Tridonex workers told the WSWS their protest was driven by opposition to “14 years that [SITPME leader Jesús] Mendoza has been stealing our dues.” The SITPME operates as a police arm of management to enforce poverty level wages—which average $75 (1,675 pesos) per week for Tridonex workers. The bribed union officials suppress any opposition to mass layoffs and sweatshop working conditions while the labor courts rubberstamp the diktats of the corporations.

In January 2019, workers at Tridonex joined tens of thousands from almost every maquiladora across Matamoros in a wave of wildcat strikes, demanding that the companies stop recognizing and giving automatic dues to the CTM unions. On January 16, 2019, strikers voted on a statement carrying this demand. The Tamaulipas police and the CTM thugs attacked and threatened workers who were demonstrating peacefully while the company fired hundreds in reprisal. The struggle continued and reached a high point last March after the labor court refused to meet with the workers’ lawyer (not Prieto). On March 9, Tridonex workers carried out a wildcat strike to pressure the company and labor court to accept their demand to separate from the CTM-backed union.

A worker at the March 10 protest told the web site Rossy Conexión JM that workers were requesting that the court “stop payments to Mendoza and accept our separation from the union,” but the court refused, saying, “We were supposedly violating their rights.” He added, “The only thing we wanted was for them to take the legal paperwork since they previously refused to do so three or four times.” Instead, he said, the workers were threatened with “elements of the military and State Police.” Finally, shortly after 2 p.m. the court announced it would accept the papers.

The timing of the arrest is bound up with the AMLO government’s efforts to satisfy the demands of Wall Street and the Trump administration to keep the Mexican supply chain flowing to the US auto, electronics and aviation and defense industries.
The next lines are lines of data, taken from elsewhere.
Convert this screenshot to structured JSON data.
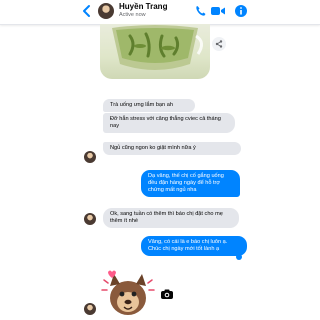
{
  "header": {
    "contact_name": "Huyền Trang",
    "status": "Active now",
    "accent_color": "#0084ff"
  },
  "icons": {
    "back": "back-arrow-icon",
    "phone": "phone-icon",
    "video": "video-camera-icon",
    "info": "info-icon",
    "share": "share-icon",
    "camera": "camera-icon"
  },
  "messages": [
    {
      "side": "in",
      "text": "Trà uống ưng lắm bạn ah"
    },
    {
      "side": "in",
      "text": "Đỡ hẳn stress với căng thẳng cviec cả tháng nay"
    },
    {
      "side": "in",
      "text": "Ngủ cũng ngon ko giật mình nữa ý"
    },
    {
      "side": "out",
      "text": "Dạ vâng, thế chị cố gắng uống đều đặn hàng ngày để hỗ trợ chứng mất ngủ nha"
    },
    {
      "side": "in",
      "text": "Ok, sang tuần có thêm thì báo chị đặt cho mẹ thêm ít nhé"
    },
    {
      "side": "out",
      "text": "Vâng, có cái là e báo chị luôn ạ. Chúc chị ngày mới tốt lành ạ"
    }
  ]
}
There are more than 143,000 confirmed cases of COVID-19 in Mexico and at least 16,872 deaths, and these numbers are widely considered gross underestimations. Hundreds of maquiladora workers in Baja California, Chihuahua, Tamaulipas and other border states have died from the contagion. As in other countries the criminal indifference of the ruling class has also sparked a wave of strikes and protests by health care, manufacturing and other workers.

By arresting Prieto the Mexican authorities and trade union functionaries hope to stamp out this wave of opposition. Workers in Mexico and around the world must demand Prieto’s release and oppose this attack on the rights to freedom of speech, assembly and organization. To carry out this fight workers need new forms of working-class organization struggle, rank-and-file factory and workplace committees, which are independent of CTM, the AFL-CIO-backed “independent” unions and every faction of the trade union bureaucracy and political establishment. These committees must spearhead the fight for a powerful industrial and political counter-offensive by the working class across North America to defend health and safety and guarantee living wages for all workers and their families.